The Atlantic Coast Invitational will determine the third bid to 7s nationals this weekend. 10 traditional Atlantic Coast Conference schools will compete over two days in Greensboro, NC for the ACI crown.
Day one is pool play. With the field split into two pools, each team plays four games on Saturday. Everyone still has something to play for on Sunday, which starts with a pair of “championship play-in games”. The bottom two finishers in each pool crossover against each other, with the winners advancing to the quarterfinals.
(Follow link for a full schedule)
The reigning ACI champs are the Wolfpack from N.C. State, and they’re expected to be in the hunt for a repeat.
“They took everybody by surprise last year, but the fact that they can keep their team together in the summer gives them a distinct advantage. A lot of their guys stay around for summer school and working in the Raleigh area and they play a lot of tournaments, and they’re a very good team,” said Virginia Tech coach Andy Richards of the defending champs.

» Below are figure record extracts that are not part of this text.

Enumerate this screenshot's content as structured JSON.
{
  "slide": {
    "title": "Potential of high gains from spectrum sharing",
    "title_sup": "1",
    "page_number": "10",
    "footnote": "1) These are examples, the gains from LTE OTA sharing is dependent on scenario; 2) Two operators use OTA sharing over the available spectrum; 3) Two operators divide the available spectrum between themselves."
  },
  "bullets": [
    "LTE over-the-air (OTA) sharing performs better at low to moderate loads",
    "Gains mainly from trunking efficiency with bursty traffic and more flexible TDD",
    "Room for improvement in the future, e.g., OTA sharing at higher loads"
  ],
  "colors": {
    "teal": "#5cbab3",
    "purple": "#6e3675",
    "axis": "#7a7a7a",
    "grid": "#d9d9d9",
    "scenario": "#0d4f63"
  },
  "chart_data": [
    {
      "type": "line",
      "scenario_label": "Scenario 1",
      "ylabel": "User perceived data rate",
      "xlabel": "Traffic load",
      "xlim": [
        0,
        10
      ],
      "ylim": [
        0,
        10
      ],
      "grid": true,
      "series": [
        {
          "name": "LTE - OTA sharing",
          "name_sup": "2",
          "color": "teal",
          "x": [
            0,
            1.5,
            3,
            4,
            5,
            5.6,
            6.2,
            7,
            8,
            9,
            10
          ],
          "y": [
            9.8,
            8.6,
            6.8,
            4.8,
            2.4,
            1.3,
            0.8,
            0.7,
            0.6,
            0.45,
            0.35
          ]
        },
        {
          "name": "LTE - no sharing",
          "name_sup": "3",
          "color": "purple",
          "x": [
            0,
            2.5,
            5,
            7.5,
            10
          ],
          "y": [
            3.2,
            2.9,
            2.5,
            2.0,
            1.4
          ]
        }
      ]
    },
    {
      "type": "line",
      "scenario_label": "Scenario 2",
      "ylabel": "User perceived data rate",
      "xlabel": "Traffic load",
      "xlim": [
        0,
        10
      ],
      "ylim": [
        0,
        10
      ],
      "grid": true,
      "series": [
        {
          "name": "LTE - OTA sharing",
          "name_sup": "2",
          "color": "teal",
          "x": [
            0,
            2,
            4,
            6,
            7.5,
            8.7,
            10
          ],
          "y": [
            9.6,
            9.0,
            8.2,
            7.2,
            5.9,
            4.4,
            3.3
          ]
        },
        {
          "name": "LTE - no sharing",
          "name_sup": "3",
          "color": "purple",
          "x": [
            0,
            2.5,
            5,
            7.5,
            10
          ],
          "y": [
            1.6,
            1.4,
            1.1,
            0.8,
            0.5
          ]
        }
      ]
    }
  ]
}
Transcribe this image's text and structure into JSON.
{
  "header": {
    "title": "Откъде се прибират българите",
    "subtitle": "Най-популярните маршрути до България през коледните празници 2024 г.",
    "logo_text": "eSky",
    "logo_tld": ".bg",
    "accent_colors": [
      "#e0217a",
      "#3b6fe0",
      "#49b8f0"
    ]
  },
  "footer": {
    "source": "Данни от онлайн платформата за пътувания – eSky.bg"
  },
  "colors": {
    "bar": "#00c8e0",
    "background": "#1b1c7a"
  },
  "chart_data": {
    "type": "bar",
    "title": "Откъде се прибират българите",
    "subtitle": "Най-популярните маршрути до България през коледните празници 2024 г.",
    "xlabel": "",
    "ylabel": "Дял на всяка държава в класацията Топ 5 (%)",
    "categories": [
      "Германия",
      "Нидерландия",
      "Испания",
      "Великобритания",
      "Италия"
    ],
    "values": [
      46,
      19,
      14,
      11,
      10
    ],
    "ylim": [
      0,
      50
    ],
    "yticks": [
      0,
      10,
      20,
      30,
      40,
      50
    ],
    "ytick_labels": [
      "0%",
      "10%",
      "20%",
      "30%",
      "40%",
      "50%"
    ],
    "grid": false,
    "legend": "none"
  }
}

“They don’t do anything flash. They’re fit. They’re tough, and they don’t miss a tackle. They play rugby the way it should be played. They really do.”
Richards’ Hokies are in the same pool as N.C. State, and they’ll need the senior leadership of Andrew Seufert and Matt Heitzer if they’re going to come out of day one in good shape.
“They’ve worked really, really hard. I can’t ask anything more from them,” said Richards of his seniors. “I’ve had them out on the track and been running them ragged fitness wise.”
Tech played a pair of tournaments over the summer, and though the results were nothing to write home about, Richards said valuable experience was gained. Another thing Tech has accrued? A quality 7s coach. Johnny Smith, a former professional 7s player from England, will spend the next three months in Blacksburg helping the Hokies before he takes a full-time coaching position at Blackheath back home.
Florida State is another team looking to make a breakthrough this year. Gone is flyhalf and top play maker Dylan Hamilton, but taking the reins as head coach is Kirk Swanner, who’d been the 7s guru in Tallahassee.
FSU is in a unique position, as they’re hosting the Independence Conference 7s tournament, another qualifier for nationals, a week from Saturday. Prior to playing this weekend, the Seminoles have to declare which tournament they’re choosing as a qualifier. If they choose the ACI, but don’t win and then win the Independence, they don’t automatically qualify.
Last time RUGBYMag spoke with Swanner, he was undecided which tournament the ’Noles would use as their qualification vehicle. Odds are, though, with Life and Arkansas State in the Independence, they’ll pick the ACI.
If they’re going to qualify this weekend, Steve Wartepne will have to fill some of the scoring void left by Hamilton.
“Him and Dylan were competing for the leading try scorer. They went head to head all year. We’ve got this new wave of players coming through this year. Steve’s one of the guys that should be leading that fresh new wave of guys coming through,” said Swanner.
“I think he’s been an automatic selection at fullback now since the spring semester his freshman year. We’re looking for him to score some points out wide.”
The team everyone is keeping an eye on this weekend? Maryland. They won the inaugural Atlantic Coast Rugby League (15s) title last season, and they did so with a large contingent of young playmakers. The most notable of them is Matias Cima, the freshman flyhalf phenom from Gonzaga. He’s now a sophomore, and he may well be transferring to Penn State in the spring, so 7s could be his last chance to win a title for the Terps.
Another person that applies to is Richard Hwang. The senior No. 8 runs out of eligibility at the end of the fall semester, so his sole focus is now on 7s. He has a high work rate and will provide heaps of leadership and experience.